Thursday, January 29, 2009

"My name is GYA and I am a first aider."

Two days of first aid training completed. Should you fall from a great height, collapse, crash your car, choke etc etc etc in my general vicinity I am now qualified to leap to your assistance and announce myself with a flourish.

I was a little disappointed that we didn't get to practise emergency tracheotomy or run along along a corridor with a prone victim on a trolley, but I was tested with the most magnificent scenario - a man carrying a heavy box has fallen down the stairs, possible broken pelvis, severe carpet burn on thigh, and has now been jumped on by a nosy cat causing him to go into anaphylaxis. You will be relieved to hear that he lived.
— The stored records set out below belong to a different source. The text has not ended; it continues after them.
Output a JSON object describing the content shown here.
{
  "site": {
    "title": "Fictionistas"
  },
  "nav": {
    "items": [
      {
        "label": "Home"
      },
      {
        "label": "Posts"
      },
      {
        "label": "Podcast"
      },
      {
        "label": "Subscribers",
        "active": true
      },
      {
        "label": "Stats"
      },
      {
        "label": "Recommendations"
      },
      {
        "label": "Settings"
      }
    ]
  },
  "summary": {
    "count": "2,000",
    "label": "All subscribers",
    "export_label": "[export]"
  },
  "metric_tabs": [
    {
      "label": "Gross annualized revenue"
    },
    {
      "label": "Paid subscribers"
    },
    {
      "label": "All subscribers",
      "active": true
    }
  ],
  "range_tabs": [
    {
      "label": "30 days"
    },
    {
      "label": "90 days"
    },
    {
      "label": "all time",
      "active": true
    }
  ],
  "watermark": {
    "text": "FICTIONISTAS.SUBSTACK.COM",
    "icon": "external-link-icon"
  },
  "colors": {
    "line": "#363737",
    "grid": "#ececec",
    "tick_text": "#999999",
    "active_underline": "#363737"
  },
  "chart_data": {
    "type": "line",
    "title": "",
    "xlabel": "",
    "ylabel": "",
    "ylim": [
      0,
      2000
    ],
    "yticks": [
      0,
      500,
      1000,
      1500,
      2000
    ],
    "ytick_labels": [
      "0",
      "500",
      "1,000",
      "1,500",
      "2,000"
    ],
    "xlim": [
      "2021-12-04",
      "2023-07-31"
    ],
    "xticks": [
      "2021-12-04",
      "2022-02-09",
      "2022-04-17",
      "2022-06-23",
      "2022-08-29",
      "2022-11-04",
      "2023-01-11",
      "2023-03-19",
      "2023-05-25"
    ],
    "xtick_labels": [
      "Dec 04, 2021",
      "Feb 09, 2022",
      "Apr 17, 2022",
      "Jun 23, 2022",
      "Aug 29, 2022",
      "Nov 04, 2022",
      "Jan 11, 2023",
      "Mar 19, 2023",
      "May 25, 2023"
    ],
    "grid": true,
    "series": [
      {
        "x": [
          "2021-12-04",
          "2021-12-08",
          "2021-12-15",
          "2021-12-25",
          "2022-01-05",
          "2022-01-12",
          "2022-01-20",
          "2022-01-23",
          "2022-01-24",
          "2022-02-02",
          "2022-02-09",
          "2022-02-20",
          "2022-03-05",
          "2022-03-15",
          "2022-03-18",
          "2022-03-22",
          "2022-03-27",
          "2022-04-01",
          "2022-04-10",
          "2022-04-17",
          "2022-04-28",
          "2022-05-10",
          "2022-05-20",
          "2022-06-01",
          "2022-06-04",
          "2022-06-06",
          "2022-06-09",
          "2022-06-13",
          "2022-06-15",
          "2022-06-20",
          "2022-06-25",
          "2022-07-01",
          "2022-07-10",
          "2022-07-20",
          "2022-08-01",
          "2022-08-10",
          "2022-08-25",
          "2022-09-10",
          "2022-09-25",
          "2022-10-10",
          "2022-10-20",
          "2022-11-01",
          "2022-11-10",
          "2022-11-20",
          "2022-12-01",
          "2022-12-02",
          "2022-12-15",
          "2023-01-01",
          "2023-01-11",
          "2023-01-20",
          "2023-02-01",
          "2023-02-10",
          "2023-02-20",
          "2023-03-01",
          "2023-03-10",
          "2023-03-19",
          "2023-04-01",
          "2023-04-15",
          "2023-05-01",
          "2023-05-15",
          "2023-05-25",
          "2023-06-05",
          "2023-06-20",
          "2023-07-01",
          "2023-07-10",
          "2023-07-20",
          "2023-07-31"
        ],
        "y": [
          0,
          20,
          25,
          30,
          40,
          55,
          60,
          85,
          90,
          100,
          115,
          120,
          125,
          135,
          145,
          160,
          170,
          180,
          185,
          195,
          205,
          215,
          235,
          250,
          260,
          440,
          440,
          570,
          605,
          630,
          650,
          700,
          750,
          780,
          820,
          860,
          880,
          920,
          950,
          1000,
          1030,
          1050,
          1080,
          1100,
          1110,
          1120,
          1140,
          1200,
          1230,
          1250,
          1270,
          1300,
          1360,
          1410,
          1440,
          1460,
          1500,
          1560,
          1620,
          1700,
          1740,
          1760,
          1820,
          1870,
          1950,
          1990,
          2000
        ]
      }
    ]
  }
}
Quite a bizarre group too. Most interesting/entertaining was Andrey the Russian IT guy (well Kurgistan, if we're being pernickity), who looked disturbingly like David Walliams and said things like "When I was child I was digging for worms and I cut hand on broken glass - my father cleaned with vodka; this good?". At one point I was waiting for Jeremy Beadle to leap out, but then I remembered he was dead. So I assumed Jimmy Carr would be out there somewhere. He also started quite a fierce debate about how to treat poisoning as he was having none of the new fangled idea that making the poisonee throw up was daft and might kill them. Choking on vomit obviously not commonplace in Kurgistan.

And did you know they don't recommend using antiseptic on cuts these days; just a good rinse with clean water.

So...January 2010 Egypt I'll be ready for them. Fling yourselves off as many olde monumentes as you will, I will wrench you into the recovery position and introduce myself whether you want to or not.

In other news, the midwife (just typed midwaif...the Kate Moss of prenantal care) thinks Wolfie might be a couple of days early. Will let you know.

I'm off to define the role of royal women in 18th dynasty Egypt. Adios!